Metal–organic frameworks (MOFs) are porous crystalline polymers con­structed by metal sites and organic building blocks. Since the discovery of MOFs in the 1990s, they have received tremendous research attention for various applications due to their high surface area, controllable mor­phology, tunable chemical properties, and multifunctionalities, including MOFs as precursors and self-sacrificing templates for synthesizing metal oxides, heteroatom-doped carbons, metal-atoms encapsulated carbons, and others. Thus, awareness and knowledge about MOFs and their derived nanomaterials with conceptual understanding are essential for the advanced material community.
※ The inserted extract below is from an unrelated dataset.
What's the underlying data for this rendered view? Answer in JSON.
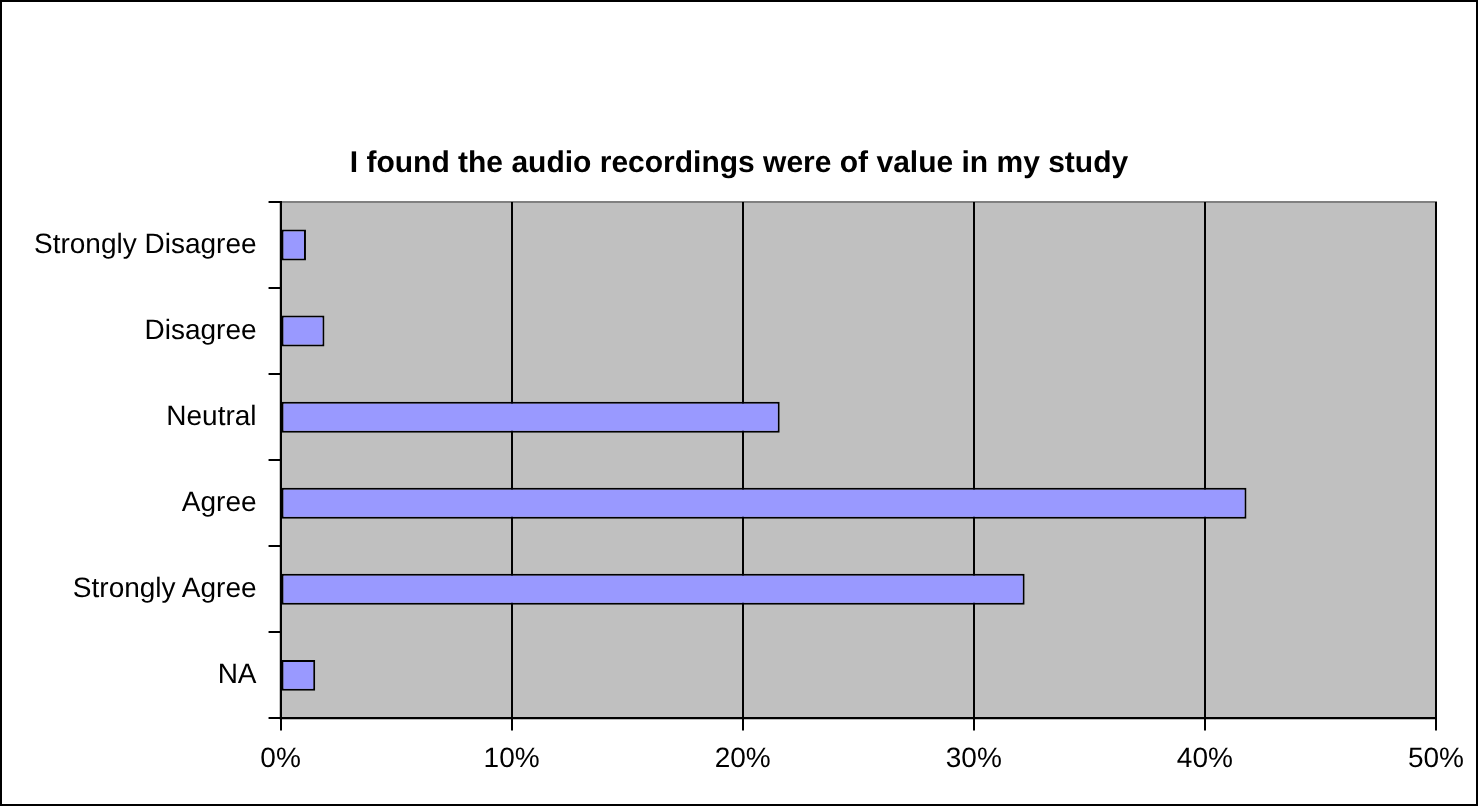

This breakthrough new volume aims to explore down-to-earth applications in fields such as bio­medical, environmental, energy, and electronics. This book provides an overview of the structural and fundamental properties, synthesis strate­gies, and versatile applications of MOFs and their derived nanomaterials. It gives an updated and comprehensive account of the research in the field of MOFs and their derived nanomaterials. Whether as a reference for industry professionals and nanotechnologists or for use in the classroom for graduate and postgraduate students, faculty members, and research and development specialists working in the area of inorganic chemistry, materials science, and chemical engineering, this is a must-have for any library.